Mais un autre changement important vient travailler, plus profondément encore, l’exigence de précision dans la mesure, c’est la montée en puissance des impératifs de navigation. Si la détermination de la latitude ne pose guère de problème, celle de la longitude pose d’infinies difficultés. La méthode des distances lunaires fait l’objet de nombreux efforts théoriques et pratiques. Il s’agit de mesurer la distance entre la Lune et un astre qui lui est proche ; puis de repérer, à l’aide des éphémérides la position hypothétique de l’astre75. La comparaison avec la mesure effectuée permet de trouver l’heure exacte de l’observation qui est essentielle pour le calcul de la longitude (puisque cette dernière revient à calculer la différence des angles horaires d’un corps céleste entre l’endroit où l’on se situe et le point origine des longitudes). Une controverse a opposé, au xviiie siècle, l’abbé Lacaille et le chevalier de Borda. Le premier proposait une méthode graphique rapide et relativement efficace, le second militait pour une technique mathématiquement plus sophistiquée76. Mais l’important est que la Lune est un astre dont on cherche à davantage spécifier les mouvements et la distance à la Terre.

C’est ainsi que l’abbé Lacaille, au Cap de Bonne-Espérance, et Jérôme Lalande, à Berlin (c’est-à-dire quasiment sur le même méridien), observent simultanément, en 1752, l’astre sélène. Ils déterminent la distance entre la Terre et la Lune par la méthode des parallaxes (c’est-à-dire de l’angle sous lequel Lalande et Lacaille, depuis leurs points d’observations respectifs, voyaient la Lune). Jérôme Lalande conclut, dans le deuxième volume de son Astronomie : « Pour faire jouir la postérité de tout l’avantage que peuvent avoir nos observations, il seroit à souhaiter que les catalogues qu’on en [sic] donne renfermassent toujours l’observation même, les éléments du calcul, & les résultats77. » L’exigence de précision et la mesure des distances entre les astres se conjuguent dans l’exercice d’une astronomie nautique performante.

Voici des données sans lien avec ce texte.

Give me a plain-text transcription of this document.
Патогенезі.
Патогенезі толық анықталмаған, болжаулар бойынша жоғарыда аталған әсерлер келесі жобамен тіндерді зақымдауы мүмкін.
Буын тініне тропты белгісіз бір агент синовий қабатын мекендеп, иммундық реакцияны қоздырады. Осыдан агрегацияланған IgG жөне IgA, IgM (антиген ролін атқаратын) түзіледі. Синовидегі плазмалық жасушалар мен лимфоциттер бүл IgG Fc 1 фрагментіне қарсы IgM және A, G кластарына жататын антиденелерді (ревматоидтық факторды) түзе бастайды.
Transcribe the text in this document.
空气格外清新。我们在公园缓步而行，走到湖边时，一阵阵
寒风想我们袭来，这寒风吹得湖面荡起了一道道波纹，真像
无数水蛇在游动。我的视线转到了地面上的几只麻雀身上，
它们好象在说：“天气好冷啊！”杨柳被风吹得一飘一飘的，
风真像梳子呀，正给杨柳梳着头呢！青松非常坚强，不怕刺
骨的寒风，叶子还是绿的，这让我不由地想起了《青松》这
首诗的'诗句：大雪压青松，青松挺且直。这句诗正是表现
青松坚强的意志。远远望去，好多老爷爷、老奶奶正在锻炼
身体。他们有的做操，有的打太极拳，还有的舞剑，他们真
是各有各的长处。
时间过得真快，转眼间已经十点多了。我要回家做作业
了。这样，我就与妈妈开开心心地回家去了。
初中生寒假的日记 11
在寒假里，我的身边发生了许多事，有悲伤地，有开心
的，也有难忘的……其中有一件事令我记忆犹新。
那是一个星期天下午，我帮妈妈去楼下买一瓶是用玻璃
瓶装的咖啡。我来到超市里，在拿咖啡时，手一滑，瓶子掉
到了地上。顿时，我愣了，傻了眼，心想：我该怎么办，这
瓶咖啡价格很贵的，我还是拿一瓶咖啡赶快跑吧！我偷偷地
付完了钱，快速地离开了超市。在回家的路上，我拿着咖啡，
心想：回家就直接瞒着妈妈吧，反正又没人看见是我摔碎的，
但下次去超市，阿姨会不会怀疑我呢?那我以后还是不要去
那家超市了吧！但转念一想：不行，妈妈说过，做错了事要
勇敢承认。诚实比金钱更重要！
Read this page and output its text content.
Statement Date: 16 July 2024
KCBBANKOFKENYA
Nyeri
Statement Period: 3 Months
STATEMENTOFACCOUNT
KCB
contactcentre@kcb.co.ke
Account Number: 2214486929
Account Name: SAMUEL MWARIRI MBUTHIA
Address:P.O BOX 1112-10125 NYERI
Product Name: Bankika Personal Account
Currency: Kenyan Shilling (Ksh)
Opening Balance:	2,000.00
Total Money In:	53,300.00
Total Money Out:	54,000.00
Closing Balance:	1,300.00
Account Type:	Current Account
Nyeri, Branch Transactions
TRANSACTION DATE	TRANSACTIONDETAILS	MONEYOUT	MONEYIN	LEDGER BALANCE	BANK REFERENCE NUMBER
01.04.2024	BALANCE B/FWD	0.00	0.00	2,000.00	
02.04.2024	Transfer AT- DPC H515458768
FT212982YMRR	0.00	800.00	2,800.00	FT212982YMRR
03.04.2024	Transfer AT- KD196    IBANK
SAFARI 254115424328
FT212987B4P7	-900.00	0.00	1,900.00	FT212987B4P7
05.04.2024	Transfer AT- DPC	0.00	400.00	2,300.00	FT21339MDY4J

C’est dans cette perspective qu’il faut comprendre l’importance des éphémérides comme, en France, La Connoissance des Temps, publiée depuis 1679. Dans l’avis qui ouvre le premier volume, les auteurs, Jaochim Delancé et Jean Picard78, précisent leurs objectifs. L’une des parties contient « tout ce qu’on a crû estre utile, & nécessaire à tout le monde […] : sçavoir les levers & couchers du Soleil &, de de la Lune, pour tous les jours de l’année, principalement pour Paris, & ses environs ». La deuxième partie « contient ce qui est necessaire, tant pour connoistre les marées, que pour regler les Pendules. Ces deux matieres sont d’une grande utilité, mais un peu plus éloignées de la connoisance du commun ». La troisième partie « est en faveur des curieux, qui depuis long-temps souhaitent quelque methode aisée, pour connoistre le mouvement apparent des Planetes ». La quatrième partie concerne « la Physique, & contient l’histoire des Vents qui ont regné à Paris tous les jours de l’Année precedente79 ». L’éphéméride ne s’adresse pas qu’aux marins, ni aux astronomes. Les curieux peuvent y trouver des éléments pour leur divertissement savant. Cette diversité des approches témoigne d’un intérêt indéniable, non pas seulement pour l’astronomie, mais aussi pour le système solaire en tant qu’objet discernable.

Conclusion

Les pratiques d’observation et de mesure ont évolué tout au long de l’époque moderne, au point de substituer un cadre épistémique à un autre. Dans un premier temps, l’optique a complètement transformé la façon d’examiner le système planétaire. Surtout, les premiers travaux de Galilée visaient à défendre la théorie copernicienne de l’héliocentrisme. L’argumentation de l’astronome italien a pour objectif, principalement, de rompre avec le modèle géocentrique développé dans l’Antiquité. Mais, peu à peu, l’observation astronomique du système solaire cesse d’être articulée au cadre cosmologique. Épisodiquement, l’importance de la structure théorique dans laquelle se placent les examens célestes resurgit. Ainsi, lorsque Halley prédit le retour de la comète, il rappelle l’importance des théories newtoniennes de la gravitation. De même, lorsque Herschel découvre Uranus, il rapporte son travail au renouvellement du schéma épistémique dans lequel il effectue ses observations : son objectif est de former une histoire naturelle des cieux capable de rendre compte de la diversité des catégories d’astres.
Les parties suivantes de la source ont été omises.